In July 1971, Cinerama announced plans to make a sequel to Willard, one of the top-grossing films of 1971. Mort Briskin repeated his role as producer, with the screenplay again written by Gilbert A. Ralston. Although Willard was based on the book Ratman's Notebooks by Stephen Gilbert, the screenplay for Ben was original, using only the character of Ben. Moe Di Sesso, who trained the 500 rats used in Willard, trained approximately 4,000 rats for Ben, according to studio publicity notes, which also reported that portions of the picture were shot at the same Wilshire Blvd. mansion, built in 1908 and formerly owned by Howard Verbeck, that was used in Willard.
A November 3, 1971 Daily Variety news item reported that Ben Frank had been added to the cast, but his appearance in the finished picture has not been confirmed.
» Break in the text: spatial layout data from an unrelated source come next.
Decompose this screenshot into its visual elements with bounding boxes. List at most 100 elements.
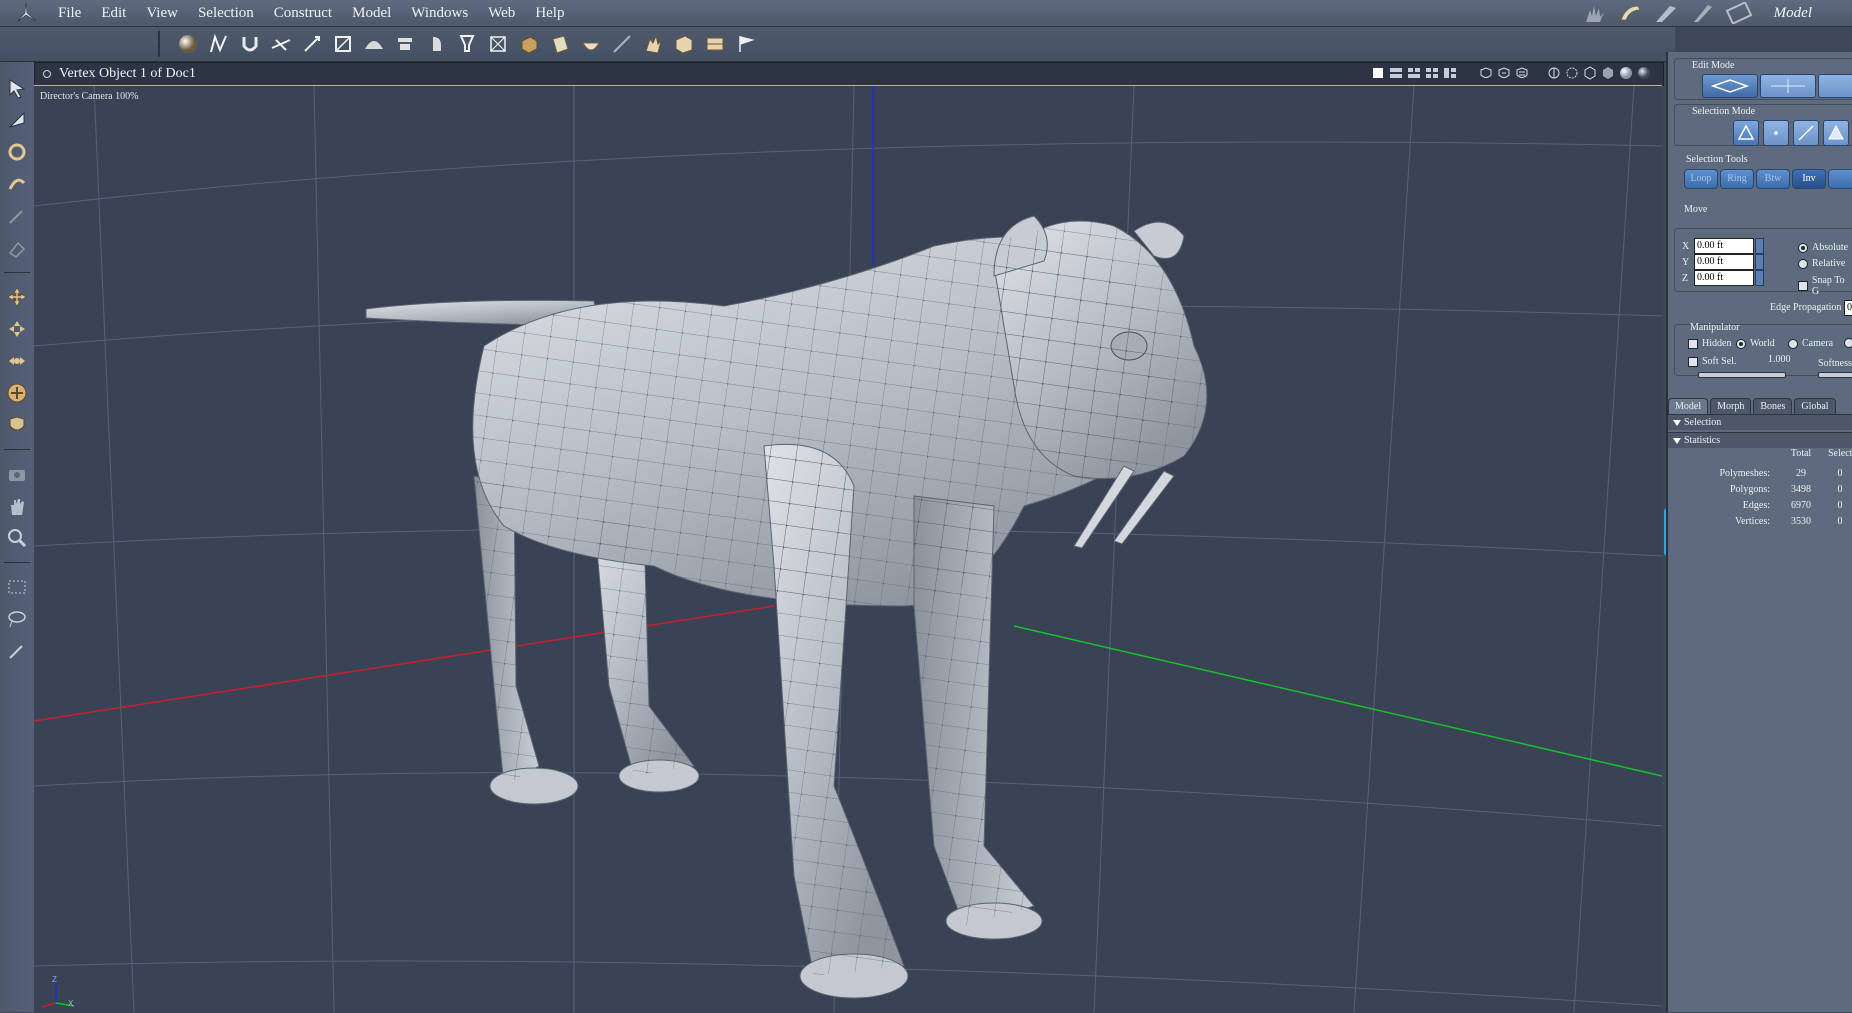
- room-film-icon[interactable]: [1724, 2, 1754, 24]
- move-xz-icon[interactable]: [0, 313, 34, 345]
- pan-hand-icon[interactable]: [0, 490, 34, 522]
- layout-four-icon[interactable]: [1425, 66, 1439, 80]
- room-brush-icon[interactable]: [1688, 2, 1718, 24]
- layout-single-icon[interactable]: [1371, 66, 1385, 80]
- softness-slider[interactable]: [1818, 372, 1852, 378]
- bowl-icon[interactable]: [575, 30, 606, 58]
- layout-two-icon[interactable]: [1389, 66, 1403, 80]
- edit-mode-vertex-button[interactable]: [1702, 74, 1758, 98]
- select-face-icon[interactable]: [0, 104, 34, 136]
- show-hidden-icon[interactable]: [1479, 66, 1493, 80]
- scale-icon[interactable]: [0, 377, 34, 409]
- move-universal-icon[interactable]: [0, 281, 34, 313]
- boolean-icon[interactable]: [699, 30, 730, 58]
- display-texture-icon[interactable]: [1637, 66, 1651, 80]
- cup-icon[interactable]: [451, 30, 482, 58]
- marquee-select-icon[interactable]: [0, 571, 34, 603]
- show-selected-icon[interactable]: [1497, 66, 1511, 80]
- display-wireframe-icon[interactable]: [1565, 66, 1579, 80]
- camera-radio[interactable]: Camera: [1788, 338, 1833, 349]
- show-all-icon[interactable]: [1515, 66, 1529, 80]
- selection-section-header[interactable]: Selection: [1668, 414, 1852, 430]
- shield-tool-icon[interactable]: [0, 409, 34, 441]
- spline-icon[interactable]: [203, 30, 234, 58]
- eraser-icon[interactable]: [0, 232, 34, 264]
- more-tools-button[interactable]: [1828, 169, 1852, 189]
- edit-mode-uv-button[interactable]: [1818, 74, 1852, 98]
- menu-edit[interactable]: Edit: [91, 0, 136, 26]
- toolbar-grip[interactable]: [158, 31, 160, 57]
- flag-icon[interactable]: [730, 30, 761, 58]
- magnet-icon[interactable]: [234, 30, 265, 58]
- between-button[interactable]: Btw: [1756, 169, 1790, 189]
- menu-file[interactable]: File: [48, 0, 91, 26]
- menu-windows[interactable]: Windows: [401, 0, 478, 26]
- display-hidden-line-icon[interactable]: [1583, 66, 1597, 80]
- edge-propagation-input[interactable]: 0.: [1844, 300, 1852, 316]
- z-spinner[interactable]: [1755, 270, 1764, 286]
- edit-mode-object-button[interactable]: [1760, 74, 1816, 98]
- layout-custom-icon[interactable]: [1443, 66, 1457, 80]
- tab-model[interactable]: Model: [1668, 398, 1709, 415]
- sphere-primitive-icon[interactable]: [172, 30, 203, 58]
- select-edge-mode-button[interactable]: [1793, 120, 1819, 146]
- world-radio[interactable]: World: [1736, 338, 1775, 349]
- hemisphere-icon[interactable]: [358, 30, 389, 58]
- select-point-mode-button[interactable]: [1763, 120, 1789, 146]
- lasso-select-icon[interactable]: [0, 603, 34, 635]
- soft-sel-slider[interactable]: [1698, 372, 1786, 378]
- fold-icon[interactable]: [668, 30, 699, 58]
- display-points-icon[interactable]: [1547, 66, 1561, 80]
- tab-morph[interactable]: Morph: [1710, 398, 1752, 415]
- menu-web[interactable]: Web: [478, 0, 525, 26]
- statistics-section-header[interactable]: Statistics: [1668, 432, 1852, 448]
- menu-help[interactable]: Help: [525, 0, 574, 26]
- tab-global[interactable]: Global: [1794, 398, 1836, 415]
- room-pose-icon[interactable]: [1616, 2, 1646, 24]
- knife-icon[interactable]: [265, 30, 296, 58]
- display-smooth-icon[interactable]: [1619, 66, 1633, 80]
- camera-icon[interactable]: [0, 458, 34, 490]
- pen-icon[interactable]: [606, 30, 637, 58]
- camera-label[interactable]: Director's Camera 100%: [40, 91, 138, 102]
- menu-selection[interactable]: Selection: [188, 0, 264, 26]
- app-logo-icon[interactable]: [14, 2, 38, 24]
- snap-checkbox[interactable]: Snap To G: [1798, 275, 1852, 297]
- tab-bones[interactable]: Bones: [1753, 398, 1793, 415]
- select-face-mode-button[interactable]: [1823, 120, 1849, 146]
- extrude-icon[interactable]: [420, 30, 451, 58]
- hidden-checkbox[interactable]: Hidden: [1688, 338, 1731, 349]
- room-hand-icon[interactable]: [1580, 2, 1610, 24]
- room-paint-icon[interactable]: [1652, 2, 1682, 24]
- rotate-icon[interactable]: [0, 136, 34, 168]
- menu-model[interactable]: Model: [342, 0, 401, 26]
- select-vertex-mode-button[interactable]: [1733, 120, 1759, 146]
- cube-icon[interactable]: [513, 30, 544, 58]
- invert-button[interactable]: Inv: [1792, 169, 1826, 189]
- layout-three-icon[interactable]: [1407, 66, 1421, 80]
- paint-select-icon[interactable]: [0, 635, 34, 667]
- menu-view[interactable]: View: [136, 0, 188, 26]
- display-flat-icon[interactable]: [1601, 66, 1615, 80]
- box-mesh-icon[interactable]: [482, 30, 513, 58]
- move-y-icon[interactable]: [0, 345, 34, 377]
- z-input[interactable]: 0.00 ft: [1694, 270, 1754, 286]
- select-arrow-icon[interactable]: [0, 72, 34, 104]
- absolute-radio[interactable]: Absolute: [1798, 242, 1848, 253]
- menu-construct[interactable]: Construct: [264, 0, 342, 26]
- relative-radio[interactable]: Relative: [1798, 258, 1845, 269]
- weld-icon[interactable]: [296, 30, 327, 58]
- soft-sel-checkbox[interactable]: Soft Sel.: [1688, 356, 1736, 367]
- hand-morph-icon[interactable]: [637, 30, 668, 58]
- bevel-icon[interactable]: [327, 30, 358, 58]
- pencil-icon[interactable]: [0, 200, 34, 232]
- lathe-icon[interactable]: [389, 30, 420, 58]
- x-spinner[interactable]: [1755, 238, 1764, 254]
- twist-icon[interactable]: [0, 168, 34, 200]
- viewport-menu-icon[interactable]: [43, 70, 51, 78]
- other-radio[interactable]: [1844, 338, 1852, 348]
- y-spinner[interactable]: [1755, 254, 1764, 270]
- ring-button[interactable]: Ring: [1720, 169, 1754, 189]
- 3d-viewport[interactable]: Director's Camera 100% Z X: [34, 85, 1662, 1013]
- y-input[interactable]: 0.00 ft: [1694, 254, 1754, 270]
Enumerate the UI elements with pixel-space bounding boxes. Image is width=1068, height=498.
Harold Lewis is credited with sound on the film's first Hollywood Reporter production chart but in all subsequent charts, Leon M. Leon, who is credited onscreen, is listed rather than Lewis. The extent of Lewis' contribution to the completed film, if any, has not been determined. Although the onscreen credits "introduce" child actor Lee Harcourt Montgomery, he had previously appeared in the 1971 Disney film The Million Dollar Duck (see below).
"Ben's Song," which was sung by Michael Jackson, received an Academy Award nomination for Best Song and won a Golden Globe for Best Original Song. The song became one of the young Jackson's most popular hits and was recorded by several other singers. According to October 1974 Daily Variety and Hollywood Reporter news items, Cinema Songs, the company that first published "Ben's Song," sued Bing Crosby Productions, Cinerama Releasing and Jobete Music Co. over the division of royalties, but the disposition of the case has not been determined. The rat playing Ben won a Patsy Award honoring animal performers, according to a September 1972 Los Angeles Times news item. Although the pressbook for Ben implied that there would be another sequel, featuring 10,000 rats, to be released in 1973, the film was not made.